STM32 DSP Framework for Audio Applications
Introduction
This project aims to create an intuitive, modular, and efficient platform with a focus on advanced DSP techniques and connectivity options for real-time DSP-based audio product development. With its high flexibility, this platform empowers the creation of more complex projects such as portable speakers, synthesizers, and noise cancelling systems.
The objective is to create an industry-standard platform which will allow my future projects to reach the technology level of the most powerful audio products in the market.
I will explore various disciplines, including advanced DSP techniques for audio, communication protocols, buffering, data streaming, hardware design, and software optimization for power efficiency.
The system can be described as a microcontroller-based solution designed to handle both digital and analog audio inputs which is capable of processing the audio sources using customizable DSP algorithms.

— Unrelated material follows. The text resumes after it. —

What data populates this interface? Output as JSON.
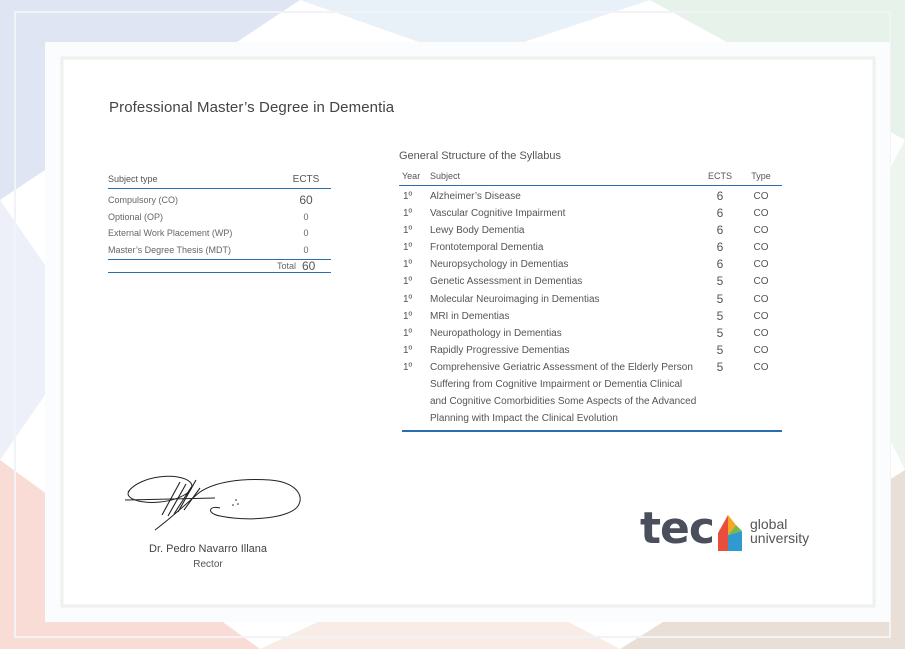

The PCB itself must include the peripherals and connectors needed in order to meet the next connectivity requirements:
- Bluetooth A2DP, aptX.
- Line input
- Preamplified input (for instruments)
- Stereo Line output
- Stereo auxiliar output (for 2.1 speaker systems for example)
- Battery connection
- USB connection for external programming and/or charging the battery
The device must be able to disable some of these peripherals in case that they are not being used as a way to reduce the power consumption of future projects.
Block diagram
This is the block diagram of the system. The yellow rectangle represents the whole hardware device, including the microcontroller and the ICs that are used for A/D and D/A conversion. The blue rectangle in the center represents the microcontroller, and every block inside it consists of digital algorithms and communication protocols.
Hardware overview
The hardware components are the following:
- Bluetooth receiver
- 2x Stereo ADCs
- 2x Stereo DACs
- Preamplification circuit
This is how the system looks at this point. Each part will be explained in more depth below.
A/D Converters
The chosen IC for A/D conversion is the PCM1808 from Texas Instruments.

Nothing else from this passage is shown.